In gewisser Hinsicht ergänzend tritt J. Behms
Vortrag dieser akademischen Rede zur Seite. Er handelt
von den Methoden zur Erfassung urchristlicher Geschichte
und führt überall zu jener Grenze hin, wo
Fragen der „biblischen Hermeneutik" in dem weiten Gebiete
geschichtswissenschaftlicher Methodenlehre und ge-
schichtsphilosophischer Anschauung verwurzelt sind. B.

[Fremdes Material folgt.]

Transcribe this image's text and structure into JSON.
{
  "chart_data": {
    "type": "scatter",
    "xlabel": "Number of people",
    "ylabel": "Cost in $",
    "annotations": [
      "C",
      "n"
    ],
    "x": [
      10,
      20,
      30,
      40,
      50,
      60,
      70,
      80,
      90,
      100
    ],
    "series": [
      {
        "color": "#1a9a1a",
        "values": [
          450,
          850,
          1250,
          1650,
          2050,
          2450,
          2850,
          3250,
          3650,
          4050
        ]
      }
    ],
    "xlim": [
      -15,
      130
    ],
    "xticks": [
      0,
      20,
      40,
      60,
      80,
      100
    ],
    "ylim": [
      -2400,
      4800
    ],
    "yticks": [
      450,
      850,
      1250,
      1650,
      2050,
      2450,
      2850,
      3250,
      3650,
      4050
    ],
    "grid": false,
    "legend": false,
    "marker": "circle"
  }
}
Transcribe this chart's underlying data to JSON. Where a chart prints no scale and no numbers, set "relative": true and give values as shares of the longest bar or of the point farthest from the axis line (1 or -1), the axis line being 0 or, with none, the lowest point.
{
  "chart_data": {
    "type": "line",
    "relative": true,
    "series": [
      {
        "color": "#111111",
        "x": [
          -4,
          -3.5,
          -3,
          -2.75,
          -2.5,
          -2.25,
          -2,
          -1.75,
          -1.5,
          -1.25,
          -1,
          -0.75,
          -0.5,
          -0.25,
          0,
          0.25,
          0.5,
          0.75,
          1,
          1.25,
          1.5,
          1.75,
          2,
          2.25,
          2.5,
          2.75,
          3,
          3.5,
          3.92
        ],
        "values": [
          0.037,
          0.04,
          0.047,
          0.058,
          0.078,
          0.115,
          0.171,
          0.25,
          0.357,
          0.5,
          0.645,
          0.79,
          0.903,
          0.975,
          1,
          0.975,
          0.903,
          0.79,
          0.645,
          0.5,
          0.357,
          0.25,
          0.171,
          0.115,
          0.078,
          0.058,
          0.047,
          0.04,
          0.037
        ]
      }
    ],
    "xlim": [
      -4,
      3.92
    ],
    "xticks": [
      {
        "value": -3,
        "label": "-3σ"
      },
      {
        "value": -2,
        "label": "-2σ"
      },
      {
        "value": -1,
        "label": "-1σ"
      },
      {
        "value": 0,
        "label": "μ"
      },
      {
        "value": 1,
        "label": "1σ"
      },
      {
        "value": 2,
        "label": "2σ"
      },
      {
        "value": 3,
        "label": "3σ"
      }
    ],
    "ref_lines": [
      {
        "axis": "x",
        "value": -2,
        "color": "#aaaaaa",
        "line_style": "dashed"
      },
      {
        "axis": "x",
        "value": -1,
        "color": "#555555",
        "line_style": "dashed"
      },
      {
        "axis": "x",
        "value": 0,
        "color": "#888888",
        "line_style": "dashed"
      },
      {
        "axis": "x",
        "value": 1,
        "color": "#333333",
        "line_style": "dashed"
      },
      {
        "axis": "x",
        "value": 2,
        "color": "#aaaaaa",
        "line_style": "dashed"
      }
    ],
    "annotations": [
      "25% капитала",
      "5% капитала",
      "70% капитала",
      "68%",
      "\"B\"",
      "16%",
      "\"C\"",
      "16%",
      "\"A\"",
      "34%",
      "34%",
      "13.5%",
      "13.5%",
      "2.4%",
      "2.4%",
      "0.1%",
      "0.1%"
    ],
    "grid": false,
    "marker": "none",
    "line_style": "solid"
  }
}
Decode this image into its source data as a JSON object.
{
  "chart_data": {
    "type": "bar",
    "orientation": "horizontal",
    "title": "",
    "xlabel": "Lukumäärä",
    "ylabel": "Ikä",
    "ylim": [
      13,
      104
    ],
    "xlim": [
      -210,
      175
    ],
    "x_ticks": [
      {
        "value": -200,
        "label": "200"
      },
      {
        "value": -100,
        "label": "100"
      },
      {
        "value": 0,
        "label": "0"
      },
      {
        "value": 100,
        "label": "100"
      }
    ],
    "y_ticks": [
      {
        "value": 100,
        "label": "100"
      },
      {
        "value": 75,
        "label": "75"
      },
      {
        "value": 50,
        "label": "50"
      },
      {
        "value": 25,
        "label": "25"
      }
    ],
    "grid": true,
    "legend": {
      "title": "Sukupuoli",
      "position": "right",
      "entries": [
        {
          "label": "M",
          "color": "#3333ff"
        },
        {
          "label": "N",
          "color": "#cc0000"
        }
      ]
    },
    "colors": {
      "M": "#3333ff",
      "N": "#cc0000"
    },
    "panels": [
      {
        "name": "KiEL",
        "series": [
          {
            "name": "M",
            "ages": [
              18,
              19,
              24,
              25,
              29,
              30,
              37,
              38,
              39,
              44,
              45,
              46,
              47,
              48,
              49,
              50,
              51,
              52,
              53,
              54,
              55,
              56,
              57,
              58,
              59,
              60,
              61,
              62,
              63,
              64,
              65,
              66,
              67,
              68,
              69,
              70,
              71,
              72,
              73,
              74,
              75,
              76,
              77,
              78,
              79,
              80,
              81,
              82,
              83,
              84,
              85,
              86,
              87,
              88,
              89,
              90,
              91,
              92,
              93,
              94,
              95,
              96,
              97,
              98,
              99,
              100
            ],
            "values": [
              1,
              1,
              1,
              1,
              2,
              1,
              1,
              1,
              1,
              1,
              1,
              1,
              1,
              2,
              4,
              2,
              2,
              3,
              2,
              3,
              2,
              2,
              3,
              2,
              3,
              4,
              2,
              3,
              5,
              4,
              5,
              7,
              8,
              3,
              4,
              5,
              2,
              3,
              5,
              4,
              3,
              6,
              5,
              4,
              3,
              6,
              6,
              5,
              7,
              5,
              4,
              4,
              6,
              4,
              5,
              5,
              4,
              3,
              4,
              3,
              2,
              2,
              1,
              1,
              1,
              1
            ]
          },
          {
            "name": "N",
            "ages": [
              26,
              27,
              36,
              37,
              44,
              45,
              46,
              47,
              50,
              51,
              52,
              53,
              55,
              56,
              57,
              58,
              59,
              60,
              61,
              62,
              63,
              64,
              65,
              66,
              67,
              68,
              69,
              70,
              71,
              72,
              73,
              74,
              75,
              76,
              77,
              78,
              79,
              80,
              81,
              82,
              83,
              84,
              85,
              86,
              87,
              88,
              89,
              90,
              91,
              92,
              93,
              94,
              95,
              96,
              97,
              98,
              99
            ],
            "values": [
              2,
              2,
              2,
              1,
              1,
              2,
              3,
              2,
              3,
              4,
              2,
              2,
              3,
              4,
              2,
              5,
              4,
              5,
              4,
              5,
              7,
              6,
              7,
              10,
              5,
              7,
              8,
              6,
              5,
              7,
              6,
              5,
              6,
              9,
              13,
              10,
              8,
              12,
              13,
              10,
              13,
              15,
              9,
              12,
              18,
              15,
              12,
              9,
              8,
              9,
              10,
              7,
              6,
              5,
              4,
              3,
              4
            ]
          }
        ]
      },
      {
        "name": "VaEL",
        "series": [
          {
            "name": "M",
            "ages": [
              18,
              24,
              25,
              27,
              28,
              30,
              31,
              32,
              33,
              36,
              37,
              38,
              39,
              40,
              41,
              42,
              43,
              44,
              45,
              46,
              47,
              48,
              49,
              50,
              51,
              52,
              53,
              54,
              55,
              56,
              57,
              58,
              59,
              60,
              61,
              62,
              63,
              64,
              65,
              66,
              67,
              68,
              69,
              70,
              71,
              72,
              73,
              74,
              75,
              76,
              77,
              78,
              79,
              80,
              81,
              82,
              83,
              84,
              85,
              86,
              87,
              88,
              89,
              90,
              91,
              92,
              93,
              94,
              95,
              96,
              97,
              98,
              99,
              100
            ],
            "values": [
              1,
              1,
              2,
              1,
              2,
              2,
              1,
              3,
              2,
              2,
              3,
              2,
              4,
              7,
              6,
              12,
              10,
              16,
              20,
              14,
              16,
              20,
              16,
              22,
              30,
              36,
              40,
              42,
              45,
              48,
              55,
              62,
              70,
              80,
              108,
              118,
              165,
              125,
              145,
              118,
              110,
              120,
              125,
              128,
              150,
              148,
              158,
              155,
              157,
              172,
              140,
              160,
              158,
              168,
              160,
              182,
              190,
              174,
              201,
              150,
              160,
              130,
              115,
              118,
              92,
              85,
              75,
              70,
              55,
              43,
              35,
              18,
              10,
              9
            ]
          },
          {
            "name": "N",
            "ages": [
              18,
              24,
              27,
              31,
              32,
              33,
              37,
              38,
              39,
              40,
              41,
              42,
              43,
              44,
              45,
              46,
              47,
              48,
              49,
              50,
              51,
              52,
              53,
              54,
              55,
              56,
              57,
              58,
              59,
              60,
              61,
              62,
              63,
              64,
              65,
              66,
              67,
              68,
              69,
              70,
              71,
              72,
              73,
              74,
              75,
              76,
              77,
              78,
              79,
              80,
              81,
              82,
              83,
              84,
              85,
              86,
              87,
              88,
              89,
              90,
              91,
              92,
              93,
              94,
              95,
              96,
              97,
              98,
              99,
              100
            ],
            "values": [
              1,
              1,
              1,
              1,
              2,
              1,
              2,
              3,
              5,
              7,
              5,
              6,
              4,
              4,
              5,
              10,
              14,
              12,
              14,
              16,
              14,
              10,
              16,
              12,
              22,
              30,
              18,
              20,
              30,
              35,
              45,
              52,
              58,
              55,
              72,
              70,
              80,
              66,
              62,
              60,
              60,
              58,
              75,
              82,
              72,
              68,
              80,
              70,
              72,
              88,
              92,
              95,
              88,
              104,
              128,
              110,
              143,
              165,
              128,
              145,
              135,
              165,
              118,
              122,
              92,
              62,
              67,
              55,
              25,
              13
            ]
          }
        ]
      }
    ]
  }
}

stellt die heilsgeschichtliche und die religionsgeschichtliche
Betrachtung als zwei in ihren Ergebnissen wie in
ihrem Grunde verschiedene Weisen des Erkennens und
Forschens einander gegenüber. Die eine wählt einen
übergeschichtlichen Standort und kennt und deutet nur
eine Geschichte; die andere fußt, recht verstanden, in
der Geschichte und weiß nur von einer unübersehbaren
Mannigfaltigkeit, einer letzten Gleichartigkeit und einer
unendlichen wechselseitigen Verschlingung aller Geschichte
. Beide Weisen haben recht und unrecht zugleich
; deshalb ist eine Synthese zwischen ihnen „die
große Aufgabe, vor der die neutestamentliche Wissenschaft
der Gegenwart steht". — Der Vortrag beschränkt
sich bewußt auf das neutestamentliche Gebiet; in diesem
Rahmen wird man seiner bejahenden wie verneinenden
Kritik weithin zustimmen können. Aber die Fragestellung
reicht über die Grenzen dieses Gebietes hinaus und
führt auf die Problematik des geschichtlichen Erkennens
an sich. Und aus diesen weiteren Gründen erheben sich
mancherlei Einwände vor allem gegen die Begründung
der geforderten Synthese. Denn sie sucht beide Methoden
nebeneinander zu ordnen, die Ergebnisse beider aneinander
zu korrigieren. Aber ist solches Nebeneinander
eine Synthese? Beide Methoden bleiben doch isoliert und
wie in sich verfestigt bestehen, nur erhält die religionsgeschichtliche
zu ihrer Betätigung den „Außenbezirk" —
wogegen diese, wenn auch vielleicht nicht in der Art
ihrer heutigen Anwendung, so doch in ihrer inneren
Grundrichtung sich zu sträuben ein legitimes Recht hat.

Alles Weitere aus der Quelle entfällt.